Conductivity: Conductivity is a measure of water's ability to pass an electrical current. A high conductivity indicates dissolved salts or other inorganic chemicals that conduct electrical current. Water resource managers keep track of a conductivity baseline for each waterbody to allow for a comparison if significant changes occur. 

Temperature: Water temperature can impact which kinds of organisms live in waterbodies. The rate of chemical reactions generally increases at higher temperatures, as warmer water holds less dissolved oxygen, which is needed for aquatic life. Impervious surfaces such as parking lots can contribute to hotter lakes and wetlands, such as stormwater runoff hitting hot pavement on a summery day. This runoff enters lakes, streams, or wetlands warmer than if it went through soil or green infrastructure such as a raingarden. 

Nitrogen: Excess nitrogen can cause an overstimulation of growth in algae or aquatic plants. High nitrogen levels can pose risks for nitrate contamination in shallow groundwater. 

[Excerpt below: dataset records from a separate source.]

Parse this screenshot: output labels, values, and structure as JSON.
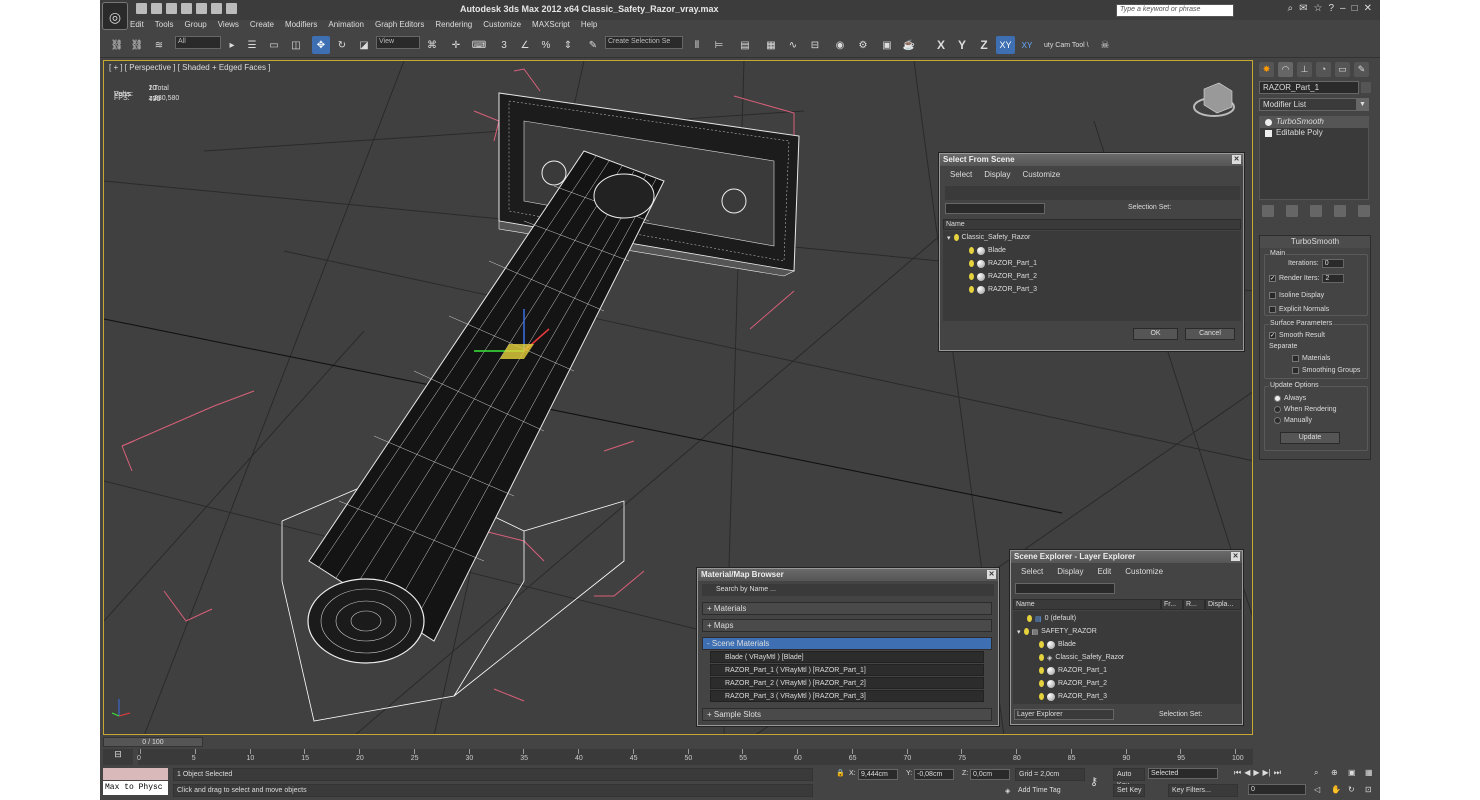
{
  "app": {
    "title": "Autodesk 3ds Max  2012 x64     Classic_Safety_Razor_vray.max",
    "search_placeholder": "Type a keyword or phrase"
  },
  "menu": [
    "Edit",
    "Tools",
    "Group",
    "Views",
    "Create",
    "Modifiers",
    "Animation",
    "Graph Editors",
    "Rendering",
    "Customize",
    "MAXScript",
    "Help"
  ],
  "toolbar": {
    "filter": "All",
    "ref_coord": "View",
    "named_selection": "Create Selection Se",
    "axis_x": "X",
    "axis_y": "Y",
    "axis_z": "Z",
    "axis_xy": "XY",
    "axis_xy2": "XY",
    "cam_tool": "uty Cam Tool \\"
  },
  "viewport": {
    "label": "[ + ] [ Perspective ] [ Shaded + Edged Faces ]",
    "stats": {
      "total_label": "Total",
      "polys_label": "Polys:",
      "polys": "20 776",
      "verts_label": "Verts:",
      "verts": "10 400",
      "fps_label": "FPS:",
      "fps": "230,580"
    }
  },
  "command_panel": {
    "object_name": "RAZOR_Part_1",
    "modifier_list": "Modifier List",
    "stack": [
      "TurboSmooth",
      "Editable Poly"
    ],
    "turbosmooth": {
      "title": "TurboSmooth",
      "main": "Main",
      "iterations_label": "Iterations:",
      "iterations": "0",
      "render_iters_label": "Render Iters:",
      "render_iters": "2",
      "isoline": "Isoline Display",
      "explicit_normals": "Explicit Normals",
      "surface_params": "Surface Parameters",
      "smooth_result": "Smooth Result",
      "separate": "Separate",
      "materials": "Materials",
      "smoothing_groups": "Smoothing Groups",
      "update_options": "Update Options",
      "always": "Always",
      "when_rendering": "When Rendering",
      "manually": "Manually",
      "update_button": "Update"
    }
  },
  "select_from_scene": {
    "title": "Select From Scene",
    "menu": [
      "Select",
      "Display",
      "Customize"
    ],
    "selection_set_label": "Selection Set:",
    "col_name": "Name",
    "root": "Classic_Safety_Razor",
    "items": [
      "Blade",
      "RAZOR_Part_1",
      "RAZOR_Part_2",
      "RAZOR_Part_3"
    ],
    "ok": "OK",
    "cancel": "Cancel"
  },
  "material_browser": {
    "title": "Material/Map Browser",
    "search": "Search by Name ...",
    "materials": "+ Materials",
    "maps": "+ Maps",
    "scene_materials": "- Scene Materials",
    "items": [
      "Blade  ( VRayMtl )  [Blade]",
      "RAZOR_Part_1  ( VRayMtl )  [RAZOR_Part_1]",
      "RAZOR_Part_2  ( VRayMtl )  [RAZOR_Part_2]",
      "RAZOR_Part_3  ( VRayMtl )  [RAZOR_Part_3]"
    ],
    "sample_slots": "+ Sample Slots"
  },
  "scene_explorer": {
    "title": "Scene Explorer - Layer Explorer",
    "menu": [
      "Select",
      "Display",
      "Edit",
      "Customize"
    ],
    "cols": [
      "Name",
      "Fr...",
      "R...",
      "Displa..."
    ],
    "rows": [
      "0 (default)",
      "SAFETY_RAZOR",
      "Blade",
      "Classic_Safety_Razor",
      "RAZOR_Part_1",
      "RAZOR_Part_2",
      "RAZOR_Part_3"
    ],
    "footer_dropdown": "Layer Explorer",
    "selection_set": "Selection Set:"
  },
  "timeline": {
    "slider": "0 / 100",
    "ticks": [
      "0",
      "5",
      "10",
      "15",
      "20",
      "25",
      "30",
      "35",
      "40",
      "45",
      "50",
      "55",
      "60",
      "65",
      "70",
      "75",
      "80",
      "85",
      "90",
      "95",
      "100"
    ]
  },
  "status": {
    "maxscript": "Max to Physc",
    "selected_count": "1 Object Selected",
    "prompt": "Click and drag to select and move objects",
    "x_label": "X:",
    "x": "9,444cm",
    "y_label": "Y:",
    "y": "-0,08cm",
    "z_label": "Z:",
    "z": "0,0cm",
    "grid": "Grid = 2,0cm",
    "add_time_tag": "Add Time Tag",
    "auto_key": "Auto Key",
    "selected": "Selected",
    "set_key": "Set Key",
    "key_filters": "Key Filters...",
    "frame": "0"
  }
}
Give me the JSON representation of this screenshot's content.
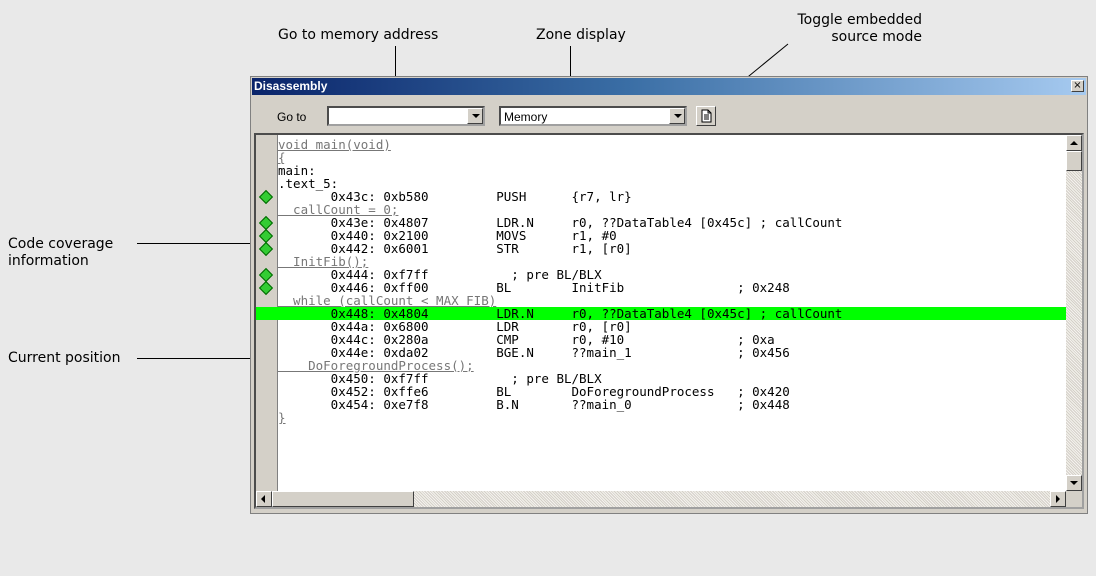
{
  "callouts": {
    "goto": "Go to memory address",
    "zone": "Zone display",
    "toggle": [
      "Toggle embedded",
      "source mode"
    ],
    "coverage": [
      "Code coverage",
      "information"
    ],
    "current": "Current position"
  },
  "window": {
    "title": "Disassembly",
    "close_glyph": "×"
  },
  "toolbar": {
    "goto_label": "Go to",
    "goto_value": "",
    "zone_value": "Memory",
    "toggle_icon": "source-document-icon"
  },
  "code_lines": [
    {
      "text": "void main(void)",
      "kind": "src",
      "marker": false
    },
    {
      "text": "{",
      "kind": "src",
      "marker": false
    },
    {
      "text": "main:",
      "kind": "label",
      "marker": false
    },
    {
      "text": ".text_5:",
      "kind": "label",
      "marker": false
    },
    {
      "text": "       0x43c: 0xb580         PUSH      {r7, lr}",
      "kind": "asm",
      "marker": true
    },
    {
      "text": "  callCount = 0;",
      "kind": "src",
      "marker": false
    },
    {
      "text": "       0x43e: 0x4807         LDR.N     r0, ??DataTable4 [0x45c] ; callCount",
      "kind": "asm",
      "marker": true
    },
    {
      "text": "       0x440: 0x2100         MOVS      r1, #0",
      "kind": "asm",
      "marker": true
    },
    {
      "text": "       0x442: 0x6001         STR       r1, [r0]",
      "kind": "asm",
      "marker": true
    },
    {
      "text": "  InitFib();",
      "kind": "src",
      "marker": false
    },
    {
      "text": "       0x444: 0xf7ff           ; pre BL/BLX",
      "kind": "asm",
      "marker": true
    },
    {
      "text": "       0x446: 0xff00         BL        InitFib               ; 0x248",
      "kind": "asm",
      "marker": true
    },
    {
      "text": "  while (callCount < MAX_FIB)",
      "kind": "src",
      "marker": false
    },
    {
      "text": "       0x448: 0x4804         LDR.N     r0, ??DataTable4 [0x45c] ; callCount",
      "kind": "current",
      "marker": false
    },
    {
      "text": "       0x44a: 0x6800         LDR       r0, [r0]",
      "kind": "asm",
      "marker": false
    },
    {
      "text": "       0x44c: 0x280a         CMP       r0, #10               ; 0xa",
      "kind": "asm",
      "marker": false
    },
    {
      "text": "       0x44e: 0xda02         BGE.N     ??main_1              ; 0x456",
      "kind": "asm",
      "marker": false
    },
    {
      "text": "    DoForegroundProcess();",
      "kind": "src",
      "marker": false
    },
    {
      "text": "       0x450: 0xf7ff           ; pre BL/BLX",
      "kind": "asm",
      "marker": false
    },
    {
      "text": "       0x452: 0xffe6         BL        DoForegroundProcess   ; 0x420",
      "kind": "asm",
      "marker": false
    },
    {
      "text": "       0x454: 0xe7f8         B.N       ??main_0              ; 0x448",
      "kind": "asm",
      "marker": false
    },
    {
      "text": "}",
      "kind": "src",
      "marker": false
    }
  ],
  "colors": {
    "current_line": "#00ff00",
    "coverage_marker": "#33cc33",
    "title_start": "#0a246a",
    "title_end": "#a6caf0"
  }
}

pH: pH is a measure of how acidic or basic the water is. It tells us how nutrients or metals can be dissolved in a given waterbody, and what the waterbody can make available (i.e. phosphorus) for aquatic life. Water resource managers keep track of pH baselines and look for sudden changes that could provide clues to other issues. 

Macroinvertebrates: Macroinvertebrates are organisms that lack a backbone and are large enough to be seen with the naked eye. Examples include dragonfly and mayfly nymphs, crayfish, scuds, clams, snails, and aquatic worms. Different species of macroinvertebrates have different sensitivities to pollution or imbalances in the aquatic ecosystem. Water resource managers look to macroinvertebrates for hints at short and long-term trends in the aquatic environment, and to compliment chemistry data.